Image copyright © by Marcus Trahan

Fame

(1980)

This film moved me profoundly when I first saw it, when it was new. It got me from the first frames, seeing all these kids auditioning, and it kept getting better. I don’t know when it dawned on me that this was not a made-up place, this was a real school. The New York High School of Performing Arts really existed. (And still does, merged with another arts school and moved to a new location.) The idea of such a place, where students were trained to sing, dance, perform, and play music, was stunning to me. Not because I thought I could have gone there. My French horn playing would never have gotten me within the same zip code of this place, and my acting and dancing talents are non-existent. But I learned there were other specialized high school in NYC, and I know I could have made it there. I don’t want to put down my own alma mater, Nederland High School, too much, we were an okay school with a great band program, but it was a small town. When I arrived at NHS they had just started an “accelerated” science program, with “new math” and a plan for extra science courses. It was great … for two years. Then the only teacher qualified to teach second-year physics left, and me and about fifteen others were stranded. So in my senior I and two other guys taught first-year physics, overseen by a biology teacher who didn’t know a joule from a diamond ring. I was cheated, I was robbed, I was not prepared for college-level science. Well, them’s the breaks, I guess. So watching this film both delighted me, and filled me with envy. All my life I’ve wanted to live in the big city, New York most of all. This was all about big-city kids, kids with dreams. They were working, hard. It was a real tonic after all the stories you hear about how kids aren’t learning anything in school anymore. I’m sure that’s true of a lot of kids, but not these.

As a film and a musical, it’s great. The director, Alan Parker, has been all over the map in his career, with stuff as bad as The Life of David Gale and as good as The Commitments, which is on my Top 26 of All Time list. (He also directed the very odd Bugsy Malone, which most people either love or hate.) Here he keeps everything perfect, following a half dozen kids through all four years. The music always flows from the situation, nobody interrupts the action to break out in song, as in a Broadway musical, and while it may be improbable that kids would run out into the streets and dance on the cars, or that a very creative jam session would spontaneously start in the cafeteria … these kids are so bursting with energy that it is believable, and lots of fun.
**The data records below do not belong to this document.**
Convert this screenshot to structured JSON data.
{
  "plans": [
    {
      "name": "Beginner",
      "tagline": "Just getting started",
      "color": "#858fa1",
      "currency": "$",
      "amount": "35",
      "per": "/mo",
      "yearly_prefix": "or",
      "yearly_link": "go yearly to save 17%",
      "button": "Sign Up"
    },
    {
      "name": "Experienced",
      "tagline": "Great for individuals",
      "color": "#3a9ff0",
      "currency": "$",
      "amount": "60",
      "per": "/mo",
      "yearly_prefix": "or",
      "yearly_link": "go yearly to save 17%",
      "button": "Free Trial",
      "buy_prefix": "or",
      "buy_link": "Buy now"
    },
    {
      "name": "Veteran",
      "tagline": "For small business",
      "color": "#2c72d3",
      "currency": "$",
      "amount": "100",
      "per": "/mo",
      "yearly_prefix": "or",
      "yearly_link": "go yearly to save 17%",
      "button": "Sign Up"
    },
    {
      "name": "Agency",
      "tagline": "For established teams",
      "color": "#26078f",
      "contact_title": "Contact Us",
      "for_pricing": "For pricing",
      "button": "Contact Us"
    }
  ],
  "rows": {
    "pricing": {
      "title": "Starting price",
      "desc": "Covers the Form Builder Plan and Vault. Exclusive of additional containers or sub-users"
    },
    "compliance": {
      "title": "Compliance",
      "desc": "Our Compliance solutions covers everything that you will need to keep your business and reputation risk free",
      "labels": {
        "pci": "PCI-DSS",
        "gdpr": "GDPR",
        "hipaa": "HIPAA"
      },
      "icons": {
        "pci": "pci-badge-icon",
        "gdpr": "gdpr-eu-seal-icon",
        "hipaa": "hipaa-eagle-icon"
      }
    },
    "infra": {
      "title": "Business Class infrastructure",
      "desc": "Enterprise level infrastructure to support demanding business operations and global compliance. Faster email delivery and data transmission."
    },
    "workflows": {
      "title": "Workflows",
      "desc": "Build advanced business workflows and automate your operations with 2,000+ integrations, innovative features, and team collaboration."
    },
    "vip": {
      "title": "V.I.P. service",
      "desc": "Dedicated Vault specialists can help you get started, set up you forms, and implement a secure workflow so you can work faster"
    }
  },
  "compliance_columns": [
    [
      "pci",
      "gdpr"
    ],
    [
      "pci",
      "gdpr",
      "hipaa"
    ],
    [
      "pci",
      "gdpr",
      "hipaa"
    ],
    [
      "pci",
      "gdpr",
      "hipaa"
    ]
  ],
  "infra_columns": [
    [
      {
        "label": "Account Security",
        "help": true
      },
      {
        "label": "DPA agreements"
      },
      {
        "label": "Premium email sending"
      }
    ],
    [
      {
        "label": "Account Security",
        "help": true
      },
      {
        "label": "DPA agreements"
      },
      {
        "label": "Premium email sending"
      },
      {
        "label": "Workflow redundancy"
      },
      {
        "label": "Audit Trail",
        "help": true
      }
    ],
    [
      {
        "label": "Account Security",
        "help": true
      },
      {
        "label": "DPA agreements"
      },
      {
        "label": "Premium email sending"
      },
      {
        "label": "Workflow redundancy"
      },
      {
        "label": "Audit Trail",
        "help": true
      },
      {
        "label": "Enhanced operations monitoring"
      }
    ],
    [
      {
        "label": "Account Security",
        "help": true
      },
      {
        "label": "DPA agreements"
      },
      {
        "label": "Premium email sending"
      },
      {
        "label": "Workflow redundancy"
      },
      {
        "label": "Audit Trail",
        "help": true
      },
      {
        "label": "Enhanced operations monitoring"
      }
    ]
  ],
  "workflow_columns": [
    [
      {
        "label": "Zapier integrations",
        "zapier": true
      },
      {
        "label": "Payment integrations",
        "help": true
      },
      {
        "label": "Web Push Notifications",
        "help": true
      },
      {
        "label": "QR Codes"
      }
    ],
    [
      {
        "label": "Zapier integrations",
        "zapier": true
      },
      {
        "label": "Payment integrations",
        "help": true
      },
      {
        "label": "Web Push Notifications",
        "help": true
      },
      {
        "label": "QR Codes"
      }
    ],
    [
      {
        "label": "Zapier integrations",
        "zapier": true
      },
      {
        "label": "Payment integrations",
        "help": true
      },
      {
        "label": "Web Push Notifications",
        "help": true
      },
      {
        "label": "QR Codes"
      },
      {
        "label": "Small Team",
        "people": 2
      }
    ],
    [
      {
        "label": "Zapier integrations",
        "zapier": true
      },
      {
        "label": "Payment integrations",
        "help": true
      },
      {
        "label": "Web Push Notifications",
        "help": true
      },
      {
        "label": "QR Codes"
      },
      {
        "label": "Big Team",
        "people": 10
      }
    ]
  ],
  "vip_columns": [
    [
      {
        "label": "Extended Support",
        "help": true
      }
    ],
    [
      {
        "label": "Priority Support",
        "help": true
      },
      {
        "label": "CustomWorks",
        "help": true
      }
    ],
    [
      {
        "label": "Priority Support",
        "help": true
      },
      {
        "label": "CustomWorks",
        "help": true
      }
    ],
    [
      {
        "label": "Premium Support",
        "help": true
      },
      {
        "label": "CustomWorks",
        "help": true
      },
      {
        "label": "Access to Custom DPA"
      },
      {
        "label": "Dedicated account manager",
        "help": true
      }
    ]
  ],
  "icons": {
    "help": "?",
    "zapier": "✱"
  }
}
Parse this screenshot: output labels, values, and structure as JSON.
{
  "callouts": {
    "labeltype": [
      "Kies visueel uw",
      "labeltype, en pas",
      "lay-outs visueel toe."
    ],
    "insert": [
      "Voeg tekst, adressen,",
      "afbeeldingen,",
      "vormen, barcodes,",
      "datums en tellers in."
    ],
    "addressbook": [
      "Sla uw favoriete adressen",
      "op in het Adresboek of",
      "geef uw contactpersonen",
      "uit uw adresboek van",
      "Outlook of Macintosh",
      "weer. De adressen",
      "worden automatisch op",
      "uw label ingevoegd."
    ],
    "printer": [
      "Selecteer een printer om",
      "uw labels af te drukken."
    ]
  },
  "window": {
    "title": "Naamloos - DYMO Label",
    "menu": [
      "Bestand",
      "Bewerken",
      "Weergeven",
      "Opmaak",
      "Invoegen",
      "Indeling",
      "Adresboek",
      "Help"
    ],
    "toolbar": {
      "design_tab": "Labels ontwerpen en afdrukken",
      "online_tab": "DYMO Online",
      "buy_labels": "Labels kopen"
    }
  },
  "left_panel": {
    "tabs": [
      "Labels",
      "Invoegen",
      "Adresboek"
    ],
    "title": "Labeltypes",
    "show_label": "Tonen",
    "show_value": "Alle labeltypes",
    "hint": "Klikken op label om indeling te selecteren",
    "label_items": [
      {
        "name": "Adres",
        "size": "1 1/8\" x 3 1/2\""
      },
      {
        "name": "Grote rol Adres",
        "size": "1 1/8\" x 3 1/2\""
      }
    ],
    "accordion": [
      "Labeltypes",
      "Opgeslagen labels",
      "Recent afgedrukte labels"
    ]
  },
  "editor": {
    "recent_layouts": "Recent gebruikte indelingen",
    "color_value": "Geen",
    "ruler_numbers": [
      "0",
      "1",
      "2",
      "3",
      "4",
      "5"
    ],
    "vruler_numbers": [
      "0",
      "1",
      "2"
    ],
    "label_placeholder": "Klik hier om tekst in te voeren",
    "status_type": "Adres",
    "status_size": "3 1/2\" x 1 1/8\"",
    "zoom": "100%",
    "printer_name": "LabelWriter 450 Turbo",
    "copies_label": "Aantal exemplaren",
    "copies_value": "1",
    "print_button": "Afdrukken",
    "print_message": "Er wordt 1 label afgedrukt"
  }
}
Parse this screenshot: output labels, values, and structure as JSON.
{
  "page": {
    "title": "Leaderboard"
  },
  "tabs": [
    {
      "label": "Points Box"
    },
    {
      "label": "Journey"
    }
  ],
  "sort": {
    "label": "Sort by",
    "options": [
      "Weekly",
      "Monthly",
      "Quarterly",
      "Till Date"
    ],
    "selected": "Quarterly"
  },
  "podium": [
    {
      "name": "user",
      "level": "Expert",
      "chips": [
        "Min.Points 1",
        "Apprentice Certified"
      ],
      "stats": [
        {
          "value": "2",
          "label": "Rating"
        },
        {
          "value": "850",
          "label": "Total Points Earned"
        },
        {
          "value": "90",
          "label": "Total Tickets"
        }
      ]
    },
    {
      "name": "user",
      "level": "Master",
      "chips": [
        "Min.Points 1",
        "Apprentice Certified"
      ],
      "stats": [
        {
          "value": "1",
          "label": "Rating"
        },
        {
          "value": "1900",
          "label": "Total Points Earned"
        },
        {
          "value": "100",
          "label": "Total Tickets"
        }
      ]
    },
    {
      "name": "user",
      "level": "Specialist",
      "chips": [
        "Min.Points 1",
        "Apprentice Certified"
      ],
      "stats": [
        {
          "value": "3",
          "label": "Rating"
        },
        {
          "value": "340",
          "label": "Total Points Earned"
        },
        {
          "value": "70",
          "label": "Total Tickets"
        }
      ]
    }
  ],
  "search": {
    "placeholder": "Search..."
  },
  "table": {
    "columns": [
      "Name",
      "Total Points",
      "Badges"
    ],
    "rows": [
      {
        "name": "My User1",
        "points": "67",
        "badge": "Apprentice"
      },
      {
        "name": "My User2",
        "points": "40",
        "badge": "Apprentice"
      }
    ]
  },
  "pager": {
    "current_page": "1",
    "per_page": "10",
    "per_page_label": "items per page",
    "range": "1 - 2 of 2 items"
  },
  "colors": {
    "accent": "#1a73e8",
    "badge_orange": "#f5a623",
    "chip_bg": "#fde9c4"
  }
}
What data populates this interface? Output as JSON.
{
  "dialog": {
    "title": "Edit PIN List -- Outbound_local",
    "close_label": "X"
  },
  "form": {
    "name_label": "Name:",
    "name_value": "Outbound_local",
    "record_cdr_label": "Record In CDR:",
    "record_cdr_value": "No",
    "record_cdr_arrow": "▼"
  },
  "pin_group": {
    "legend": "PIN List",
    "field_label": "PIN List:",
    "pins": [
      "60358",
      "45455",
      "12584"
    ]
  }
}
As I watched these kids audition, I realized that all the actors playing the parts had gone through the same hell to get their parts. And as the teachers pointed out just how hard their chosen career was, and just how few make it … I wondered how many of these people would be household names in, say, 30 years. Answer: only Debbie Allen, who had a small part and then made it in the TV series which I never watched for the same reason I never watched “M*A*S*H,” and she’s not what you’d call a megastar. Of the kids, a few others have eked out careers in television, but none of them achieved FAME. Oh, well, them’s the breaks.